Beijing plans to emerge on the oriental horizon as a fully developed international tourism metropolis in the next 10 years, said Yu Changjiang, director of the Beijing Tourism Bureau.
"The capital of China is brushing the dust off its buildings, purifying the air and upgrading its urban facilities to fulfill a 10-year target to thoroughly remould itself into an international tourist mecca with oriental characteristics," Yu said.
"We should take full advantage of the city's tourism resources and market them well at home and abroad," Yu said. "The 10-Year General Arrangement on the Development of Beijing's Tourism has been formulated."
According to the capital's blueprint, three tourism circles, involving a downtown shopping and entertainment circle, a suburban recreation circle and a mountain area of the Great Wall sightseeing circle, are expected to be established to fulfill the 10-year plan.
Beijing is expected to play host to 2.8 million visitors in 2005 and 3.5 million overseas visitors in 2010, generating revenue of about US$3.1 billion and US$3.8 billion in 2005 and 2010 respectively.
Faced with competitors both at home and abroad, the Beijing bureau has decided to set up several tourist enterprise groups to sharpen its competitive edge in the coming years.

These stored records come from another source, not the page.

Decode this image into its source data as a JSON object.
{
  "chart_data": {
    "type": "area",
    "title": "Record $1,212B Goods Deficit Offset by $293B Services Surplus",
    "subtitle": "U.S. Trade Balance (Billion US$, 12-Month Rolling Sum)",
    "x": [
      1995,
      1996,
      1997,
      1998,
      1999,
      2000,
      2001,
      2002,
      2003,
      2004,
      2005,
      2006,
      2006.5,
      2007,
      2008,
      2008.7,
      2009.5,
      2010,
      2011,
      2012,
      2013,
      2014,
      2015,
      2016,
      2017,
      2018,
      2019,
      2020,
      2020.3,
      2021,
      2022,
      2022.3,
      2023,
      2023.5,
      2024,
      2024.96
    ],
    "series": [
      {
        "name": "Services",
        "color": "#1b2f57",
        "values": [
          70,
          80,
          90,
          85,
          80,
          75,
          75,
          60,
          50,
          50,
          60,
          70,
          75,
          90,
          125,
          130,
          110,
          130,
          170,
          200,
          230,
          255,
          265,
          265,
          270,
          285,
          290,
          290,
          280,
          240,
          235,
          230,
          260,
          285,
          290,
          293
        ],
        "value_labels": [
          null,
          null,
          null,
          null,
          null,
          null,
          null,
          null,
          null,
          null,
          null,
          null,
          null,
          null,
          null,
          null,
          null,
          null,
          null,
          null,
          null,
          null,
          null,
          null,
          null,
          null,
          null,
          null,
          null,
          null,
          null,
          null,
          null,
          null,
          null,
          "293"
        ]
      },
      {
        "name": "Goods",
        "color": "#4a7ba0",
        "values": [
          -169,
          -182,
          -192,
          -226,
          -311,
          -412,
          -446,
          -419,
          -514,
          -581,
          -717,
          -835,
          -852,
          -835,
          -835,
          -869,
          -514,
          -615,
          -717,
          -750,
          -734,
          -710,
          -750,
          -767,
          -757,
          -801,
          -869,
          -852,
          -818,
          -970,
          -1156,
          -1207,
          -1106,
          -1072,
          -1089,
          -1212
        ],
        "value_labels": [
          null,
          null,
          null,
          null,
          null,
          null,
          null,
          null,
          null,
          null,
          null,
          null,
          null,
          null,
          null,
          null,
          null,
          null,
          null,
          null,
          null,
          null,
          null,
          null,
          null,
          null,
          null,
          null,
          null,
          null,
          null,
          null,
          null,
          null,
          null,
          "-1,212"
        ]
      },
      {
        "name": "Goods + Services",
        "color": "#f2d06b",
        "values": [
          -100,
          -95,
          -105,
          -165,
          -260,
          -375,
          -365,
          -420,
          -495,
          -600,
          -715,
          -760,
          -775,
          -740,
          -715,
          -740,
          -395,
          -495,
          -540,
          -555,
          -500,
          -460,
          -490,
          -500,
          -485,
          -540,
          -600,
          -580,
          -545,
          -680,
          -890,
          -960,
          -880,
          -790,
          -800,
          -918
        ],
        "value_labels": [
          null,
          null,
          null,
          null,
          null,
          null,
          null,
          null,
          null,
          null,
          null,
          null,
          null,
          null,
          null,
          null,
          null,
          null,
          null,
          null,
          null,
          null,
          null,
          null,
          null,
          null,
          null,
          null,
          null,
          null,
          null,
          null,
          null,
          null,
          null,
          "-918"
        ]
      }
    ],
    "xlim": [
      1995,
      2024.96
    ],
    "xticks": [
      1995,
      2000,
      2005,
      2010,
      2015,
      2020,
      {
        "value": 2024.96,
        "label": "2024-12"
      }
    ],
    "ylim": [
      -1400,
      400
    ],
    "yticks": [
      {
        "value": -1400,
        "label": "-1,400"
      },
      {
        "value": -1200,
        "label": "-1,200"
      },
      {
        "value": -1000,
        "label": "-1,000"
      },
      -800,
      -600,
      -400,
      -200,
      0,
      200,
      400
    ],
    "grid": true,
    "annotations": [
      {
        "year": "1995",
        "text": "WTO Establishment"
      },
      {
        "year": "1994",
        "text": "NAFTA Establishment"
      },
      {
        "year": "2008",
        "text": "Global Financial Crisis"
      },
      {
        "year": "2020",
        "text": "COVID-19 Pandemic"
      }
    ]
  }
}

Insiders indicate that capital reorganization and long-term strategies, combined with network formulation and name brand creation will be the developing trend of the tourist industry.
In January, six tourist services under the Beijing Tourism Group and two related enterprises jointly set up the Beijing Shenzhou International Tourism Service Group and five subsidiaries.
"It is the first step in the consolidation of the city's tourist industry, and an example for other tourist services, especially smaller ones," Yu said.
A source from the bureau said that, including Shenzhou, there are only 11 tourist services approved to handle foreign business. Three of them were part of the Shenzhou merger.
According to statistics from the Shenzhou Group, its sales volume for 15 days during this year's Spring Festival was almost three times the total of the other 10 businesses in the same period last year.
Yu acknowledged that a great deal of tourist resources have not yet been tapped, citing cultural tours as an example.
"From the beginning of this year, we opened the Hancunhe Village Tour as a trial tourism product. So far it has attracted more than 1,000 foreign travellers," Yu said.
Foreign visitors stay in the homes of local residents while on the tour. By letting tourists live, eat and even work with residents of the village, the tour offers visitors a glimpse at life in China's countryside.
"On the other hand, such tourist products might create a new means of income for the rural residents of Beijing and help them communicate with the outside world," Yu said.
A series of new tours, including museums, historic sites, educational institutions and sports venues, are expected to be presented in Beijing.
Yu also stressed that this industry's development always involves several sectors of the business community.
"To obtain sustainable and healthy development, we should establish an overall co-operation and co-ordination system among different sectors," he said.